Menjelang pelaksanaan ujian nasional, semua siswa peserta dari berbagai sekolah dasar di wilayah Kabupaten Fakfak dikumpulkan di satu tempat, termasuk Ali Baham dan kakak perempuannya, Habibah. Sebelumnya Pak Guru Agus berkoordinasi dengan kepala kampung dan para orang tua murid agar mereka mempersiapkan berbagai keperluan yang dibutuhkan para siswa selama mereka mengikuti ujian nasional di ibukota kabupaten.
“Lalu saya mempersiapkan tempat untuk menginap bagi para siswa dan keluarga yang menemani mereka. Saya meminjam dua rumah keluarga di Gwerpe. Setelah semua persiapan beres, tibalah hari yang dinantikan. Kami semua naik longboat dari Kotam menuju ibu kota kabupaten. Suasana riuh saat itu, seperti pindahan rumah, ramai sekali. Mama-mama sibuk menenteng berbagai perlengkapan masak dan bahan-bahan makanan untuk memenuhi kebutuhan selama anak-anak mereka mengikuti ujian nasional,”cerita Pak Guru Agus.
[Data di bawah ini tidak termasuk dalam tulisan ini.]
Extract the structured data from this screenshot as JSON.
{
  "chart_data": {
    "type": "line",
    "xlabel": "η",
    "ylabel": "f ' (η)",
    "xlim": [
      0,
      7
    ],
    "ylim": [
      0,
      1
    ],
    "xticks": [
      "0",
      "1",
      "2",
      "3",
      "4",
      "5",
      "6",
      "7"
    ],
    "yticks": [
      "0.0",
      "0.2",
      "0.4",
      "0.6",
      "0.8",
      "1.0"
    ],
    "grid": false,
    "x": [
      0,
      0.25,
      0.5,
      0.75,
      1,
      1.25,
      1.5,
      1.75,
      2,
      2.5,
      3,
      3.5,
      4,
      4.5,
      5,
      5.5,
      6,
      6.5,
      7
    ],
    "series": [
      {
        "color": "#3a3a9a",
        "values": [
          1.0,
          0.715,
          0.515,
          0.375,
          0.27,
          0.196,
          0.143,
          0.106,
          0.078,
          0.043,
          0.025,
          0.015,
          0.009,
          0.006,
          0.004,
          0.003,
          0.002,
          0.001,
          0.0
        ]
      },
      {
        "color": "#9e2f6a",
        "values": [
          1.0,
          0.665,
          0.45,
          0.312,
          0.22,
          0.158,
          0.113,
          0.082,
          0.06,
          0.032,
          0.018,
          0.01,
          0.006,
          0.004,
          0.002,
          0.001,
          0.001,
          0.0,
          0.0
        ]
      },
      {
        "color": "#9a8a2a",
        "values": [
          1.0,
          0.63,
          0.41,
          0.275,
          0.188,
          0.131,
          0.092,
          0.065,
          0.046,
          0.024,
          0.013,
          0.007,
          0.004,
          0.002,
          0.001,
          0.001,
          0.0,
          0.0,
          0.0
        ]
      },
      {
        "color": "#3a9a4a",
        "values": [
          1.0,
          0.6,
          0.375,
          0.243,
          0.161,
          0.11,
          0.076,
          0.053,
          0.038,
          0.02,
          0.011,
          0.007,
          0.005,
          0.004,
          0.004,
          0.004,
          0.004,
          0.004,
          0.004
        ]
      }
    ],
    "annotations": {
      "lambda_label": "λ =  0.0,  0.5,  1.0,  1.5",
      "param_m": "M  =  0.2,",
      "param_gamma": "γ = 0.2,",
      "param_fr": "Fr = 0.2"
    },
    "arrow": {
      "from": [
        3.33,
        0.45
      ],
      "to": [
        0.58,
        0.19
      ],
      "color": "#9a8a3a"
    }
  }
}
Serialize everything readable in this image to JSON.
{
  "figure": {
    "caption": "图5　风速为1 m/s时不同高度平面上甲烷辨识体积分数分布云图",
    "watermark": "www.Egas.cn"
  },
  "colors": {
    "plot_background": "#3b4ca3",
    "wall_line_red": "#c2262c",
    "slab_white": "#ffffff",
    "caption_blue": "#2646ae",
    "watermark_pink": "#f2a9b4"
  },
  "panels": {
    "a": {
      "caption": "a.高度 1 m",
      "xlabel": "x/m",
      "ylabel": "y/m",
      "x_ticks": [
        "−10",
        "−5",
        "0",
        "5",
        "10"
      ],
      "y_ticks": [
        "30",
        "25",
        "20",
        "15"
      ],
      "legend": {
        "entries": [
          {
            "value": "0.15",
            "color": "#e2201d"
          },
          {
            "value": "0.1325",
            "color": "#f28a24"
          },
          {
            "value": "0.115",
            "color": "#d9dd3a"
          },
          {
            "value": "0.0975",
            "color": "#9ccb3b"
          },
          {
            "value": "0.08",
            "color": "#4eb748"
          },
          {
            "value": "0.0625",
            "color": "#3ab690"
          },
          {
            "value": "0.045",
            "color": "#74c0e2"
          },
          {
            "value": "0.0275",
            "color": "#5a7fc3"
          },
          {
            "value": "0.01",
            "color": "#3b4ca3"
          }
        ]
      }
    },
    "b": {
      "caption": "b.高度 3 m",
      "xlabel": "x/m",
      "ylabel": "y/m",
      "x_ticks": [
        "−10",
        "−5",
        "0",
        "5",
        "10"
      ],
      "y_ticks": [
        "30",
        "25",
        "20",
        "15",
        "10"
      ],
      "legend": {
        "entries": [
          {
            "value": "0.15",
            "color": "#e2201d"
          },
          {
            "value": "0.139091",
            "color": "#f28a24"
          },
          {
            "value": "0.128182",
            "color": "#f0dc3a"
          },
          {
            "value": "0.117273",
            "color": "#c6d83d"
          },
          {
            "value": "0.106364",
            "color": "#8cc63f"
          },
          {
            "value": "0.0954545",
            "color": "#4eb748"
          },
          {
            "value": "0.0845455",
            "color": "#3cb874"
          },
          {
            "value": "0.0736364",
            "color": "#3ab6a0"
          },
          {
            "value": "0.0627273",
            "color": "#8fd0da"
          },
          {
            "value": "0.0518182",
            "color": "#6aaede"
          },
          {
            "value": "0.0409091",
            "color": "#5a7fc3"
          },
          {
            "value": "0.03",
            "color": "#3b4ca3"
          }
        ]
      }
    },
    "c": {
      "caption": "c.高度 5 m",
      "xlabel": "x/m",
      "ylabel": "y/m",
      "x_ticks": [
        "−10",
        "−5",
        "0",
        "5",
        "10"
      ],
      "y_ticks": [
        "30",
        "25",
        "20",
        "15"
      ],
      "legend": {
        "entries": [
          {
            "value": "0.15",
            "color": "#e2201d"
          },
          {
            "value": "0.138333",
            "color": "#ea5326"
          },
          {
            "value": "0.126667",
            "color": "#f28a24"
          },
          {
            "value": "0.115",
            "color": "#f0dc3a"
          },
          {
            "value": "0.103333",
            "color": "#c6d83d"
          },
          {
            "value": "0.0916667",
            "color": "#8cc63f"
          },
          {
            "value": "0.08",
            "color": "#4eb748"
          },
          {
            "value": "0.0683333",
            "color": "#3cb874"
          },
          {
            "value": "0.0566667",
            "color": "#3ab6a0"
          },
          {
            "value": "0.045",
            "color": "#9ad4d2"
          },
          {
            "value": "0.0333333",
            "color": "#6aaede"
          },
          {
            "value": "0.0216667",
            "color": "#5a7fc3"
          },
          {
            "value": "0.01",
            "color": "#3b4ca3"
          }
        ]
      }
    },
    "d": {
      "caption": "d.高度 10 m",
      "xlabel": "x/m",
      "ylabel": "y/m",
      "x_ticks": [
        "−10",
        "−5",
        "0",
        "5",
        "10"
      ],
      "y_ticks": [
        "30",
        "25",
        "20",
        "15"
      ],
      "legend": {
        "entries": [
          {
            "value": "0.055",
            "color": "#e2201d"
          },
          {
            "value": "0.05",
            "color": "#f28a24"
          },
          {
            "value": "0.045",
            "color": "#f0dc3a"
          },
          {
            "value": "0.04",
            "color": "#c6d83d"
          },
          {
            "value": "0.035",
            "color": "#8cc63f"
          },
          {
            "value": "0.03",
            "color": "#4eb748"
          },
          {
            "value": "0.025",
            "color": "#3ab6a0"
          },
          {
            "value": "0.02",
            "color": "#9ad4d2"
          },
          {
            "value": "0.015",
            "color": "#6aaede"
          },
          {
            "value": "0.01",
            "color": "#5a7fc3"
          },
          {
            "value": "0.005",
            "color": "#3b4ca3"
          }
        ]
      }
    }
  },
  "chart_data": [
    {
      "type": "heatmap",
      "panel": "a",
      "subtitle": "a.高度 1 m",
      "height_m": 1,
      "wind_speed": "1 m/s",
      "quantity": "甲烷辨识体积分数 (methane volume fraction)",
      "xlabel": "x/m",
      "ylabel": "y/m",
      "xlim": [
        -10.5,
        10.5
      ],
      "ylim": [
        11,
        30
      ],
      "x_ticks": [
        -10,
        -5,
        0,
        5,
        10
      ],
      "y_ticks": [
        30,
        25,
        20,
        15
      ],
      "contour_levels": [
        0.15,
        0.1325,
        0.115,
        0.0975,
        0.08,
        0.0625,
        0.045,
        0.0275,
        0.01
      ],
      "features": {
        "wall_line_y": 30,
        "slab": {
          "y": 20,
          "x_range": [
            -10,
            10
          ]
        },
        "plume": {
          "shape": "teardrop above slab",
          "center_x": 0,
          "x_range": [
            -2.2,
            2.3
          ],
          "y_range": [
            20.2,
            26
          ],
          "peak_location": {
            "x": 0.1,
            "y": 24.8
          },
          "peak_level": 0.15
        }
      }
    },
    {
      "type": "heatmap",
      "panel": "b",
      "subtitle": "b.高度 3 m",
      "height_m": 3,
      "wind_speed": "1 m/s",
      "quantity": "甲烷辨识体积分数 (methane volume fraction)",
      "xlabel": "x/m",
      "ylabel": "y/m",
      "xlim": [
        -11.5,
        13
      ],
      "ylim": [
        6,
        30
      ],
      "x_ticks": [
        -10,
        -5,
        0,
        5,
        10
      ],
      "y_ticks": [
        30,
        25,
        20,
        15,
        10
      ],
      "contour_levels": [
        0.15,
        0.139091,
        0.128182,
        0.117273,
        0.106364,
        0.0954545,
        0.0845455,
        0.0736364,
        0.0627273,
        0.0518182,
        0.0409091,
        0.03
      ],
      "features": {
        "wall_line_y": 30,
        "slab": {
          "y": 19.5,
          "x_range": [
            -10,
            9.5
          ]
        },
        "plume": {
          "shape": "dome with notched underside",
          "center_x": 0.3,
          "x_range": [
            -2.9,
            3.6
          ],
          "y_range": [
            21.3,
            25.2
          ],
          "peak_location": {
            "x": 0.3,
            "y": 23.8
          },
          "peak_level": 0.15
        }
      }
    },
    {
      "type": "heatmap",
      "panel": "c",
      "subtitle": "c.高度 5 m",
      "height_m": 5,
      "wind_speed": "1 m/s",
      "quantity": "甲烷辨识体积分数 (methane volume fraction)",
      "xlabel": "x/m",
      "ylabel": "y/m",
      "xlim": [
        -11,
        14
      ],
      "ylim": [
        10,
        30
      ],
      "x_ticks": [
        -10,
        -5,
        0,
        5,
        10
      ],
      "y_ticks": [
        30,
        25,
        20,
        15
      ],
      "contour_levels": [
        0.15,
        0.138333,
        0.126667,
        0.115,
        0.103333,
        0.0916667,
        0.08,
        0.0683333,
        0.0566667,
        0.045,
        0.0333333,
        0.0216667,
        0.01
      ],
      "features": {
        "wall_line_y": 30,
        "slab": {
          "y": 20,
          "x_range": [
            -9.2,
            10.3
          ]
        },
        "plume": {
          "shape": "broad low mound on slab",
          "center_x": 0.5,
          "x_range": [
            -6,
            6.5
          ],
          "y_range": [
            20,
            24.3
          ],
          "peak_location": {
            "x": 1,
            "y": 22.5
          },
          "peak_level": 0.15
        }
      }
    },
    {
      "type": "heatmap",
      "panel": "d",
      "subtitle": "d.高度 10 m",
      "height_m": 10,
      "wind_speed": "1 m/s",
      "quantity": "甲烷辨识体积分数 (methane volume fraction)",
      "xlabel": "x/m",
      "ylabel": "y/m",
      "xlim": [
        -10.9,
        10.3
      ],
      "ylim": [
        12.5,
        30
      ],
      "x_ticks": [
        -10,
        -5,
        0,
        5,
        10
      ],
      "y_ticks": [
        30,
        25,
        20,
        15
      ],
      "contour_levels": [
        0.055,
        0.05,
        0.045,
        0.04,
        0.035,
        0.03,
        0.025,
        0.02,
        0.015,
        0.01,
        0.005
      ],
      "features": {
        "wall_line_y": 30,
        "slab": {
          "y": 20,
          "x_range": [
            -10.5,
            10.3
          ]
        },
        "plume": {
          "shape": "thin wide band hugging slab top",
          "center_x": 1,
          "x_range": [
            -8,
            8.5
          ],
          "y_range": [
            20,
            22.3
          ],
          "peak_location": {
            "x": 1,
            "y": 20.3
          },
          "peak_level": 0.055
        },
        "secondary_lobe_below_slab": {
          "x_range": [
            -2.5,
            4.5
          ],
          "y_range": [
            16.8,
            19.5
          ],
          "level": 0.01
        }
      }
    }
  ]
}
Ujian nasional dilangsungkan selama tiga hari. Ali Baham dan teman-teman peserta ujian nasional asal Kotam berjalan kaki dari rumah kerabat Pak Guru Agusdi Gwerpe menuju SD Yapis Fakfak, tempat pelaksanaan ujian nasional. Setelah masa ujian nasional tiga hari selesai, mereka pulang kembali ke Kampung Kotam dan selanjutnya menunggu hasilnya dengan hati berdebar. Beberapa hari kemudian, tibalah pengumuman. Hasilnya, Ali Baham dan Habibah dinyatakan lulus! Kelulusan tersebut tentu saja disambut dengan gembira.
Langkah berikutnya adalah memikirkan bagaimana kelanjutan sekolah kedua anak itu, yaitu Ali Baham dan Habibah. Walaupun mereka berhak mendapatkan beasiswa sebagai anak veteran tapi biaya lainnya tetap harus dipikirkan oleh keluarga. Pak Guru Agus melihat bahwa kedua anak itu cerdas sehingga layak didukung untuk melanjutkan sekolah yang lebih tinggi lagi.
‘Saya berusaha memberi motivasi dan keyakinan kepada orang tua mereka agar Ali Baham dan Habibah melanjutkan ke SMP. Selain itu, saya juga menemui paman mereka. Saya berharap mereka mau menanggung masing-masing satu anak agar beban biaya tidak terlalu berat. Namun pada akhirnya yang melanjutkan sekolah hanya Ali Baham saja, yaitu ke SMP Negeri I Fakfak, jelas Pak Guru Agus.